Toolformer: Language Models Can Teach Themselves to Use Tools

Schick et al. (Meta, 2023) — language models can teach themselves to call external APIs by self-generating training data. The conceptual origin of tool use in LLMs before ChatGPT plugins or function calling.

Authors: Timo Schick, Jane Dwivedi-Yu, Roberto Dessì, Roberta Raileanu, Maria Lomeli, Luke Zettlemoyer, Nicola Cancedda, Thomas Scialom (Meta AI) Published: February 2023 (arXiv 2302.04761) Venue: NeurIPS 2023

[Source: arxiv.org/abs/2302.04761, ai.meta.com/research/publications/toolformer, 2026-05-03]


The Problem It Solved

Prior to Toolformer, language models could use tools if you demonstrated how in the prompt (few-shot). But this required:

  • Task-specific examples for every tool
  • Human annotation of when and how to call each API
  • The model following a scripted template rather than deciding for itself

Toolformer showed that a model could learn to use tools autonomously — deciding when calling a tool is worth it and what arguments to pass — without any task-specific supervision.


Core Contribution

A self-supervised approach to teaching LLMs to call APIs. The model learns to:

  1. Decide whether a tool call is useful at a given point in the text
  2. Choose which tool to call
  3. Construct the correct arguments
  4. Incorporate the result into the continuing generation

All learned from data the model generates itself — no human annotation of tool calls required.


Method

Step 1 — Sample candidate tool calls

Given an existing text corpus, use the base LLM to generate candidate API calls at positions where a tool call might be useful.
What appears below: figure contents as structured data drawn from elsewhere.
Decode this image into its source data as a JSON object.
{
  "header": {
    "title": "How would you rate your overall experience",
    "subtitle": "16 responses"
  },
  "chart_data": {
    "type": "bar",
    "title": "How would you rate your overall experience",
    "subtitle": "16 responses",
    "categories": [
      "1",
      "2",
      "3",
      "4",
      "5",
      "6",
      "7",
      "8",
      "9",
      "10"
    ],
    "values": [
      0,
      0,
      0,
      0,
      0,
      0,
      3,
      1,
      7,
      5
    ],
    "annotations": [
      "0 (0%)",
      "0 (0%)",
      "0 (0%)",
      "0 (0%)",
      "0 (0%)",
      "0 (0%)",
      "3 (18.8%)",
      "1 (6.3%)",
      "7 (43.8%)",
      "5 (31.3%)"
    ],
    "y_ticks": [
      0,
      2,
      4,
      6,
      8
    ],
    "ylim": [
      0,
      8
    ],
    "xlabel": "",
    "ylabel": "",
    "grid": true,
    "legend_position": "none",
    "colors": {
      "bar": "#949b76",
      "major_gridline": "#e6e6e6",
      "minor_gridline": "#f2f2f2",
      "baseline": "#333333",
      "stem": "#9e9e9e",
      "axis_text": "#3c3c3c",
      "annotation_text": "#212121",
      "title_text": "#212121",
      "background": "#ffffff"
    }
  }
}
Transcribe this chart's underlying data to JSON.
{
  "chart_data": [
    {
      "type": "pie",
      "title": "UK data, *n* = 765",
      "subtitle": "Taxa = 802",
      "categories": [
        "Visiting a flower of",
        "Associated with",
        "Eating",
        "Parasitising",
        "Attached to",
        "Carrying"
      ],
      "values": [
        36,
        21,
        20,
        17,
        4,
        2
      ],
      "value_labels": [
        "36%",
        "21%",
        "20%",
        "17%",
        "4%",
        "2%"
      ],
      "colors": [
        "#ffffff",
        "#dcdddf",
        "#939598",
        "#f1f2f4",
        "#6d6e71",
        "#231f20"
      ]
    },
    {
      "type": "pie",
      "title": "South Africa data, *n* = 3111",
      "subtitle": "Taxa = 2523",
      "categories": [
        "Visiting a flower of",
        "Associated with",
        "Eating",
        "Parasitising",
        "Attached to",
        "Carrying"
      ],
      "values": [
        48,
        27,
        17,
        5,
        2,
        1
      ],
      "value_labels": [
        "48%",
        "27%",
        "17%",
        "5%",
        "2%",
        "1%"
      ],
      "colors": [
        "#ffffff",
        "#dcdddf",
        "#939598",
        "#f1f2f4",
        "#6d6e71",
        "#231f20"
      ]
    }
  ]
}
Input text: "The population of Germany is"
Candidate: "The population of Germany is [QA("What is Germany's population?")] ..."

Step 2 — Execute and filter

Execute the candidate API calls. Keep only the ones where the API result actually improves the model's ability to predict the following tokens — measured by perplexity reduction.

Keep: [QA("What is Germany's population?")] → "83 million"
  → reduces perplexity of "83 million people" from 45 to 3.2

Discard: [Calculator("2+2")] in a text about history
  → no perplexity reduction; model didn't need it

Step 3 — Fine-tune

Fine-tune the base LLM on the filtered dataset of (text + API calls + results). The model learns when tool calls are actually useful, not just when they are syntactically plausible.


Tools Evaluated

ToolPurpose
CalculatorArithmetic expressions
Wikipedia SearchFactual lookups
Q&A systemOpen-domain question answering
Machine TranslationLanguage translation
CalendarCurrent date lookup

The model learned to use all five. Critically, it learned to not call tools when they aren't useful — a key behaviour previous approaches struggled with.


Key Results

  • Outperformed GPT-J (6.7B) on a range of downstream tasks using a smaller model, by virtue of tool use
  • Calculator use essentially solved arithmetic tasks that the base model failed at
  • Wikipedia search substantially improved factual accuracy
  • The model knew when not to call tools — calling a calculator for creative writing tasks would hurt, and the trained model avoided this

Why This Paper Matters

Toolformer appeared in February 2023 — a month before GPT-4 was released, and before OpenAI launched plugins or function calling. It established the key insight that underpins all subsequent tool use work:

Tool use is a learnable behaviour, not just a prompting trick.

Everything that followed — OpenAI function calling, Anthropic tool use, the protocols/mcp protocol, the agents/react-pattern loop, agents/langgraph tool nodes — builds on this foundation. The model needs to decide whether to call a tool, which tool, and with what arguments. Toolformer demonstrated all three could be learned from data.


Limitations

  • Self-supervised approach requires running inference to generate training data — expensive at scale
  • Relies on a single-turn tool call format; doesn't handle multi-turn or sequential tool chains
  • The model is fine-tuned rather than using a general-purpose framework — each new tool set requires new fine-tuning
  • Predates the ReAct pattern (papers/react) and the Thought→Action→Observation loop that handles multi-step reasoning

Connections

Open Questions

  • Would the Toolformer self-supervised approach work for teaching models to use MCP tools without fine-tuning, using DSPy-style optimisation instead?
  • Does the perplexity-reduction filtering criterion generalise well to tools that return long or structured outputs (code, JSON) rather than short factual answers?